Le port de Matadi, l’un des plus coûteux de la côte atlantique, illustre l’inefficacité d’un système logistique qui pénalise le commerce. Une révision des charges portuaires pourrait amortir la hausse des prix à l’importation. Une reforme tarifaire et organisationnelle des infrastructures portuaires permettrait de réduire les coûts à l’importation et de limiter les effets inflationnistes.

  1. Soutenir la production locale des produits de première nécessité et encourager la production et l’exportation des produits agricoles à grande valeur ajoutée.

Dernière piste proposée, mais pas la moins importante. Pour sortir de la crise alimentaire, réaffecter les devises à d’autres fins qu’à l’importation des biens de consommations et de première nécessité, la RD. Congo devra repenser sa politique agricole. Aussi bien pour les cultures pérennes que pour celles de consommation courante, il faudra encourager la production pour l’atteinte de l’autosuffisance alimentaire. La relance des zones de production s’impose. Le Riz à Bumba, le maïs dans le Kasaï et le Katanga. La petite expérience du Parc agro-industriel de N’kundi, menée par le ministère de l’Economie nationale à la fin de 2024, pour la sécurisation alimentaire dans le Kasaï, a prouvé que cela est possible. Il faut juste une volonté politique.

QUOI CONCLURE ?

Le conflit sino-américain n’est peut-être que le début d’une nouvelle ère commerciale mondiale, plus fragmentée, plus incertaine. Pour la RDC, cette crise n’est pas qu’un risque. Elle peut aussi être un levier ou servir  d’électrochoc.

Encore faut-il que les réformes s’accélèrent. Que les richesses du sous-sol deviennent celles du développement national. Et que le pays joue enfin pleinement sa carte dans le concert des nations.

La crise tarifaire imposée par l’administration américaine agit comme un révélateur des fragilités économiques de la RDC, mais elle constitue également une occasion de réformes profondes. Si elle parvient à structurer ses politiques économiques autour de ses avantages comparatifs (ressources humaines, ressources agricoles, ressources minières, position stratégiques), à renforcer ses capacités institutionnelles et à rationaliser ses politiques fiscales et logistiques, la RD Congo peut transformer cette crise mondiale en levier de relance.

« La plus belle femme du monde ne peut offrir que ce qu’elle a », dit un proverbe africain. Reste à savoir comment la RDC saura mettre en valeur ce qu’elle possède de plus précieux.

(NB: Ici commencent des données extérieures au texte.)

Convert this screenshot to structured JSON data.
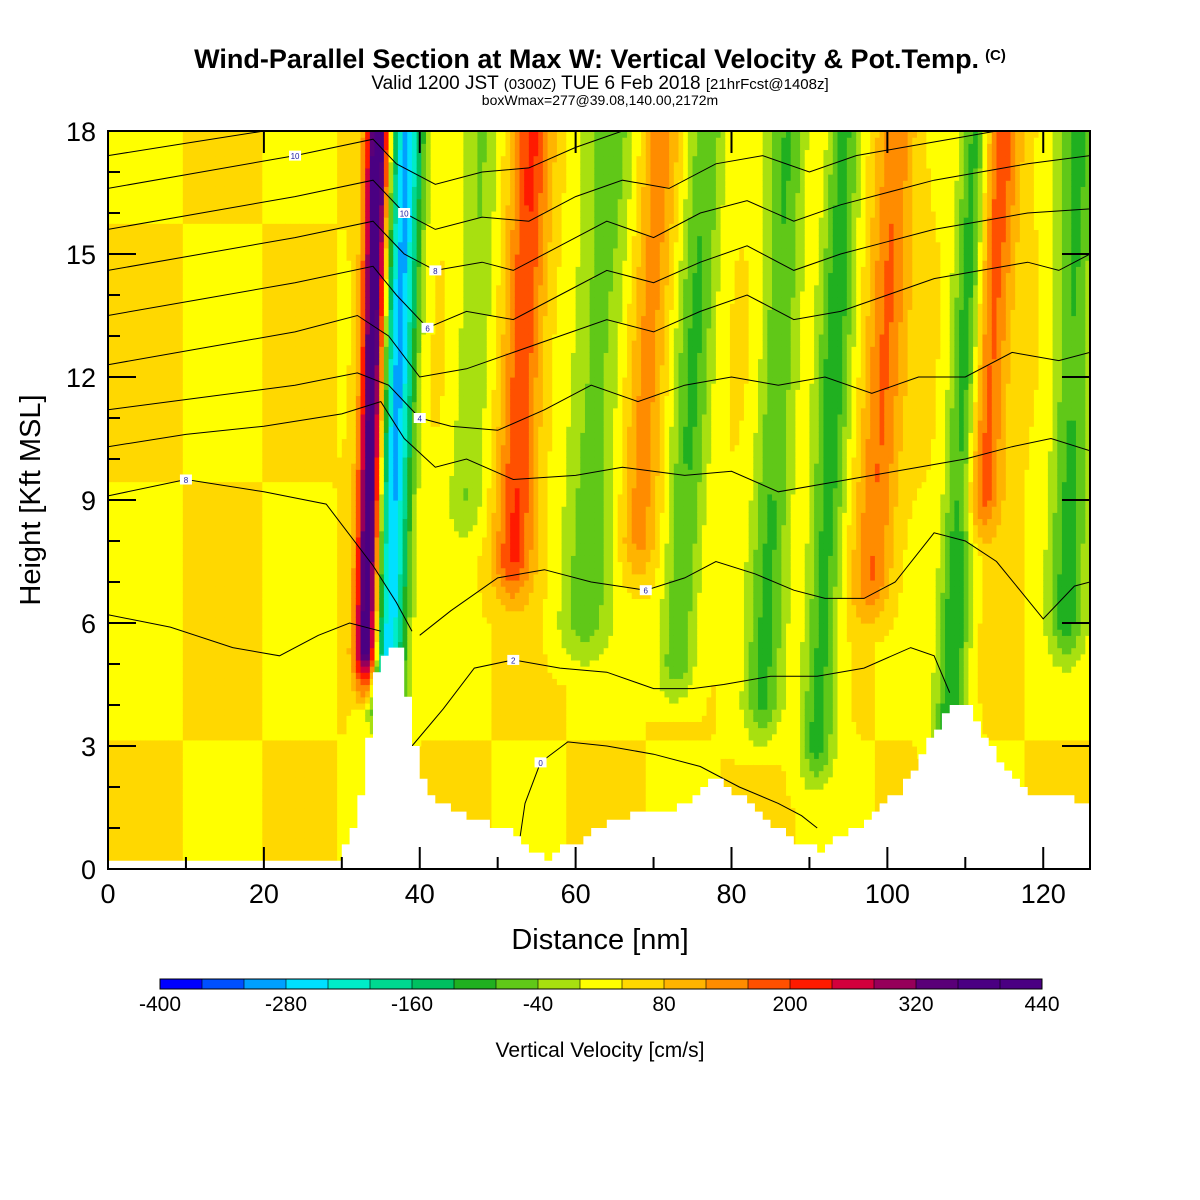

La résilience n’est pas une réaction, mais une construction, dit-on.

Simon-Urbain Nzuka Mapengo

Avril, 2025

L’auteur est économiste de formation. Expert douanier de son état, formé en gestion des politiques commerciales de l’Organisation Mondiale de Commerce, en mobilisation des recettes fiscales et douanières par l’ENA (France), en gestion des administrations fiscales et douanières aussi bien par la Korea Development Institute que par Harvard University.